「おお、蓼科じゃないか。こんなところで何をしているんだ?」
衣笠が飄々とした表情で立っていたのだ。8月の部屋で横たわっていた精気のない死体ではない、生きた衣笠がいま目の前にいる、
「だって、お前、あの女に埋められそうになって・・・。」
恐怖と涙でゆがんでいた蓼科の表情が、安堵の表情に変わる。ふらふらと衣笠に歩み寄ると、衣笠は今にも倒れそうな蓼科を受け止める。
「お前を探しに来たんだよ・・・。そしたら、あの店で・・・、あそこに人なんていなかった。猫の化け物に花の肥やしにされるところだった・・・。」
縋りついた衣笠の体から不思議な匂いが香った。何の匂いだろうか、花の匂いである事は確かだが、何だか思考を奪うような、安らぐような、得体の知れない香りがする。段々と意識が遠のいていく。

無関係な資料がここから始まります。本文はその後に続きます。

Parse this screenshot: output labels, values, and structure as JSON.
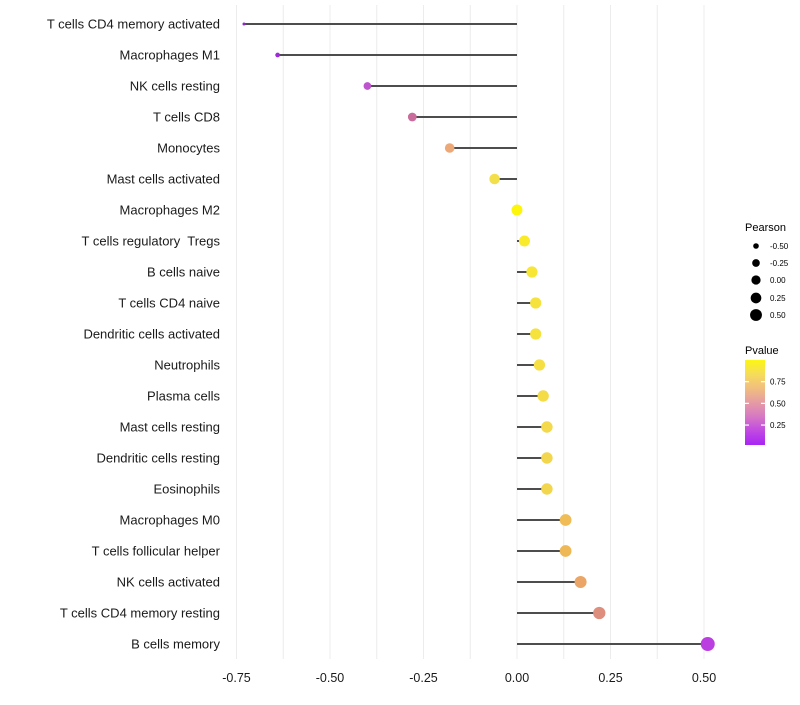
{
  "figure": {
    "background": "#FFFFFF",
    "panel_background": "#FFFFFF",
    "gridline_color": "#ECECEC",
    "stem_color": "#4D4D4D",
    "axis_text_color": "#1A1A1A",
    "legend_text_color": "#000000"
  },
  "chart_data": {
    "type": "scatter",
    "subtype": "lollipop",
    "orientation": "horizontal",
    "title": "",
    "xlabel": "",
    "ylabel": "",
    "grid": "vertical gridlines every 0.125, no horizontal gridlines, no axis lines",
    "legend_position": "right",
    "xlim": [
      -0.78,
      0.59
    ],
    "x_ticks": [
      -0.75,
      -0.5,
      -0.25,
      0,
      0.25,
      0.5
    ],
    "x_tick_labels": [
      "-0.75",
      "-0.50",
      "-0.25",
      "0.00",
      "0.25",
      "0.50"
    ],
    "categories": [
      "T cells CD4 memory activated",
      "Macrophages M1",
      "NK cells resting",
      "T cells CD8",
      "Monocytes",
      "Mast cells activated",
      "Macrophages M2",
      "T cells regulatory  Tregs",
      "B cells naive",
      "T cells CD4 naive",
      "Dendritic cells activated",
      "Neutrophils",
      "Plasma cells",
      "Mast cells resting",
      "Dendritic cells resting",
      "Eosinophils",
      "Macrophages M0",
      "T cells follicular helper",
      "NK cells activated",
      "T cells CD4 memory resting",
      "B cells memory"
    ],
    "series": [
      {
        "name": "Pearson",
        "values": [
          -0.73,
          -0.64,
          -0.4,
          -0.28,
          -0.18,
          -0.06,
          0.0,
          0.02,
          0.04,
          0.05,
          0.05,
          0.06,
          0.07,
          0.08,
          0.08,
          0.08,
          0.13,
          0.13,
          0.17,
          0.22,
          0.51
        ]
      }
    ],
    "point_colors": [
      "#9129C4",
      "#9C2BD9",
      "#BE55CE",
      "#CA6D9C",
      "#EDA878",
      "#F3DF4A",
      "#FDF50A",
      "#F9EB2B",
      "#F7E636",
      "#F6E23D",
      "#F6E23D",
      "#F5DF43",
      "#F4DC47",
      "#F3D94B",
      "#F2D64E",
      "#F2D64E",
      "#EFBC55",
      "#EEB857",
      "#EAA567",
      "#DE8E7D",
      "#BB3FE0"
    ]
  },
  "legends": {
    "size_legend": {
      "title": "Pearson",
      "entry_labels": [
        "-0.50",
        "-0.25",
        "0.00",
        "0.25",
        "0.50"
      ],
      "entry_values": [
        -0.5,
        -0.25,
        0,
        0.25,
        0.5
      ],
      "dot_color": "#000000"
    },
    "color_legend": {
      "title": "Pvalue",
      "tick_labels": [
        "0.75",
        "0.50",
        "0.25"
      ],
      "tick_values": [
        0.75,
        0.5,
        0.25
      ],
      "bar_range": [
        0.02,
        1.0
      ],
      "gradient_top_to_bottom": [
        "#FBF713",
        "#F6DC5A",
        "#F1BE80",
        "#E59BA4",
        "#D678C4",
        "#C149E2",
        "#A824F4"
      ]
    }
  }
}
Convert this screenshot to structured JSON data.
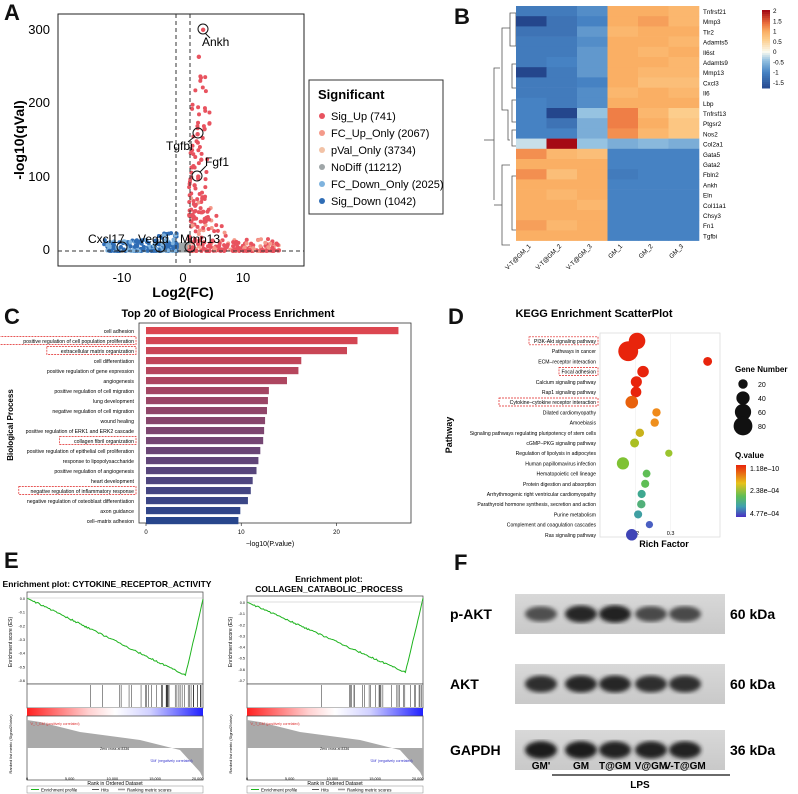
{
  "panel_labels": {
    "a": "A",
    "b": "B",
    "c": "C",
    "d": "D",
    "e": "E",
    "f": "F"
  },
  "volcano": {
    "y_axis_label": "-log10(qVal)",
    "x_axis_label": "Log2(FC)",
    "y_ticks": [
      "0",
      "100",
      "200",
      "300"
    ],
    "x_ticks": [
      "-10",
      "0",
      "10"
    ],
    "gene_labels": [
      "Ankh",
      "Tgfbi",
      "Fgf1",
      "Cxcl17",
      "Vegfd",
      "Mmp13"
    ],
    "legend_title": "Significant",
    "legend_items": [
      {
        "label": "Sig_Up (741)",
        "color": "#e8535f"
      },
      {
        "label": "FC_Up_Only (2067)",
        "color": "#f49a8a"
      },
      {
        "label": "pVal_Only (3734)",
        "color": "#f2c2a6"
      },
      {
        "label": "NoDiff (11212)",
        "color": "#9fa6a8"
      },
      {
        "label": "FC_Down_Only (2025)",
        "color": "#7fb3de"
      },
      {
        "label": "Sig_Down (1042)",
        "color": "#2f6db5"
      }
    ]
  },
  "heatmap": {
    "rows": [
      "Tnfrsf21",
      "Mmp3",
      "Tlr2",
      "Adamts5",
      "Il6st",
      "Adamts9",
      "Mmp13",
      "Cxcl3",
      "Il6",
      "Lbp",
      "Tnfrsf13",
      "Ptgsr2",
      "Nos2",
      "Col2a1",
      "Gata5",
      "Gata2",
      "Fbln2",
      "Ankh",
      "Eln",
      "Col11a1",
      "Chsy3",
      "Fn1",
      "Tgfbi"
    ],
    "columns": [
      "V-T@GM_1",
      "V-T@GM_2",
      "V-T@GM_3",
      "GM_1",
      "GM_2",
      "GM_3"
    ],
    "values": [
      [
        -1.1,
        -1.1,
        -0.9,
        1.0,
        1.0,
        0.9
      ],
      [
        -1.8,
        -1.2,
        -1.0,
        1.0,
        1.1,
        0.9
      ],
      [
        -1.2,
        -1.2,
        -0.8,
        0.9,
        1.0,
        1.0
      ],
      [
        -1.1,
        -1.1,
        -0.9,
        1.0,
        1.0,
        0.9
      ],
      [
        -1.1,
        -1.1,
        -0.8,
        1.0,
        0.9,
        1.0
      ],
      [
        -1.1,
        -1.0,
        -0.8,
        1.0,
        1.0,
        0.9
      ],
      [
        -1.8,
        -1.1,
        -0.8,
        1.0,
        0.9,
        0.9
      ],
      [
        -1.1,
        -1.1,
        -1.0,
        1.0,
        0.8,
        0.8
      ],
      [
        -1.1,
        -1.1,
        -0.9,
        0.9,
        1.0,
        0.9
      ],
      [
        -1.0,
        -1.1,
        -0.9,
        1.0,
        1.0,
        1.0
      ],
      [
        -1.0,
        -1.8,
        -0.4,
        1.3,
        0.9,
        0.6
      ],
      [
        -1.0,
        -1.2,
        -0.6,
        1.3,
        1.0,
        0.7
      ],
      [
        -1.0,
        -1.0,
        -0.6,
        1.2,
        0.9,
        0.7
      ],
      [
        -0.2,
        2.0,
        -0.4,
        -0.6,
        -0.5,
        -0.6
      ],
      [
        1.2,
        0.9,
        0.8,
        -1.0,
        -1.0,
        -1.0
      ],
      [
        1.0,
        1.0,
        1.0,
        -1.0,
        -1.0,
        -1.0
      ],
      [
        1.2,
        0.8,
        1.0,
        -1.1,
        -1.0,
        -1.0
      ],
      [
        1.0,
        1.0,
        1.0,
        -1.0,
        -1.0,
        -1.0
      ],
      [
        1.0,
        0.9,
        1.0,
        -1.0,
        -1.0,
        -1.0
      ],
      [
        1.0,
        1.0,
        0.9,
        -1.0,
        -1.0,
        -1.0
      ],
      [
        1.0,
        1.0,
        1.0,
        -1.0,
        -1.0,
        -1.0
      ],
      [
        1.1,
        0.9,
        1.0,
        -1.0,
        -1.0,
        -1.0
      ],
      [
        1.0,
        1.0,
        1.0,
        -1.0,
        -1.0,
        -1.0
      ]
    ],
    "scale_ticks": [
      "2",
      "1.5",
      "1",
      "0.5",
      "0",
      "-0.5",
      "-1",
      "-1.5"
    ]
  },
  "chart_data": [
    {
      "type": "bar",
      "title": "Top 20 of Biological Process Enrichment",
      "xlabel": "−log10(P.value)",
      "ylabel": "Biological Process",
      "xlim": [
        0,
        28
      ],
      "x_ticks": [
        "0",
        "10",
        "20"
      ],
      "categories": [
        "cell adhesion",
        "positive regulation of cell population proliferation",
        "extracellular matrix organization",
        "cell differentiation",
        "positive regulation of gene expression",
        "angiogenesis",
        "positive regulation of cell migration",
        "lung development",
        "negative regulation of cell migration",
        "wound healing",
        "positive regulation of ERK1 and ERK2 cascade",
        "collagen fibril organization",
        "positive regulation of epithelial cell proliferation",
        "response to lipopolysaccharide",
        "positive regulation of angiogenesis",
        "heart development",
        "negative regulation of inflammatory response",
        "negative regulation of osteoblast differentiation",
        "axon guidance",
        "cell–matrix adhesion"
      ],
      "values": [
        26.5,
        22.2,
        21.1,
        16.3,
        16.0,
        14.8,
        12.9,
        12.8,
        12.7,
        12.5,
        12.4,
        12.3,
        12.0,
        11.8,
        11.6,
        11.2,
        11.0,
        10.7,
        9.9,
        9.7
      ],
      "highlighted": [
        "positive regulation of cell population proliferation",
        "extracellular matrix organization",
        "collagen fibril organization",
        "negative regulation of inflammatory response"
      ]
    },
    {
      "type": "scatter",
      "title": "KEGG Enrichment ScatterPlot",
      "xlabel": "Rich Factor",
      "ylabel": "Pathway",
      "xlim": [
        0.1,
        0.44
      ],
      "x_ticks": [
        "0.2",
        "0.3"
      ],
      "categories": [
        "PI3K-Akt signaling pathway",
        "Pathways in cancer",
        "ECM–receptor interaction",
        "Focal adhesion",
        "Calcium signaling pathway",
        "Rap1 signaling pathway",
        "Cytokine–cytokine receptor interaction",
        "Dilated cardiomyopathy",
        "Amoebiasis",
        "Signaling pathways regulating pluripotency of stem cells",
        "cGMP–PKG signaling pathway",
        "Regulation of lipolysis in adipocytes",
        "Human papillomavirus infection",
        "Hematopoietic cell lineage",
        "Protein digestion and absorption",
        "Arrhythmogenic right ventricular cardiomyopathy",
        "Parathyroid hormone synthesis, secretion and action",
        "Purine metabolism",
        "Complement and coagulation cascades",
        "Ras signaling pathway"
      ],
      "rich_factor": [
        0.205,
        0.18,
        0.405,
        0.222,
        0.203,
        0.202,
        0.19,
        0.26,
        0.255,
        0.213,
        0.198,
        0.295,
        0.165,
        0.232,
        0.228,
        0.218,
        0.217,
        0.208,
        0.24,
        0.19
      ],
      "gene_number": [
        62,
        90,
        18,
        30,
        28,
        26,
        36,
        16,
        16,
        16,
        18,
        12,
        34,
        14,
        15,
        15,
        16,
        15,
        12,
        30
      ],
      "q_value_color": [
        "#e8240c",
        "#e8240c",
        "#e8240c",
        "#e8240c",
        "#e8240c",
        "#e8240c",
        "#e8610c",
        "#f08a1a",
        "#ef8f1d",
        "#c9b21c",
        "#aabf22",
        "#9bc42e",
        "#7fc233",
        "#5fbe55",
        "#5fbe55",
        "#3fa890",
        "#52b07a",
        "#3f9fa2",
        "#4a5fc2",
        "#3f44b6"
      ],
      "legend_gene_title": "Gene Number",
      "legend_gene_values": [
        "20",
        "40",
        "60",
        "80"
      ],
      "legend_q_title": "Q.value",
      "legend_q_ticks": [
        "1.18e–10",
        "2.38e–04",
        "4.77e–04"
      ],
      "highlighted": [
        "PI3K-Akt signaling pathway",
        "Focal adhesion",
        "Cytokine–cytokine receptor interaction"
      ]
    }
  ],
  "gsea": {
    "plot1_title": "Enrichment plot: CYTOKINE_RECEPTOR_ACTIVITY",
    "plot2_title_line1": "Enrichment plot:",
    "plot2_title_line2": "COLLAGEN_CATABOLIC_PROCESS",
    "y_label_top": "Enrichment score (ES)",
    "y_label_bottom": "Ranked list metric (Signal2Noise)",
    "x_label": "Rank in Ordered Dataset",
    "pos_label": "'V_T_GM' (positively correlated)",
    "neg_label": "'GM' (negatively correlated)",
    "zero_cross": "Zero cross at 8336",
    "zero_cross_2": "Zero cross at 8336",
    "x_ticks": [
      "0",
      "5,000",
      "10,000",
      "15,000",
      "20,000"
    ],
    "es_ticks_1": [
      "0.0",
      "-0.1",
      "-0.2",
      "-0.3",
      "-0.4",
      "-0.5",
      "-0.6"
    ],
    "es_ticks_2": [
      "0.0",
      "-0.1",
      "-0.2",
      "-0.3",
      "-0.4",
      "-0.5",
      "-0.6",
      "-0.7"
    ],
    "legend": [
      "Enrichment profile",
      "Hits",
      "Ranking metric scores"
    ]
  },
  "western": {
    "bands": [
      {
        "label": "p-AKT",
        "kda": "60 kDa",
        "intensity": [
          0.55,
          0.85,
          0.9,
          0.6,
          0.6
        ]
      },
      {
        "label": "AKT",
        "kda": "60 kDa",
        "intensity": [
          0.8,
          0.85,
          0.85,
          0.8,
          0.8
        ]
      },
      {
        "label": "GAPDH",
        "kda": "36 kDa",
        "intensity": [
          0.95,
          0.95,
          0.9,
          0.9,
          0.9
        ]
      }
    ],
    "lanes": [
      "GM'",
      "GM",
      "T@GM",
      "V@GM",
      "V-T@GM"
    ],
    "group_label": "LPS"
  }
}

「何を言っているんだ、夢でもみたんだろう。さあ戻ろう、繊月堂へ」
衣笠の肩越しに見える、下界のぽつぽつとした街燈が蓼科の瞳の中で揺らぐ。その景色の中に真っ白な何かが見えた。
白い猫だ。猫が蓼科を一瞥し、背を向けて走っていく。
その瞬間何処からか風鈴の音が鳴った。
ああ、風鈴を仕舞わなくては・・・。
蓼科は衣笠を突き飛ばし、夜の闇の中に向かって走り出した。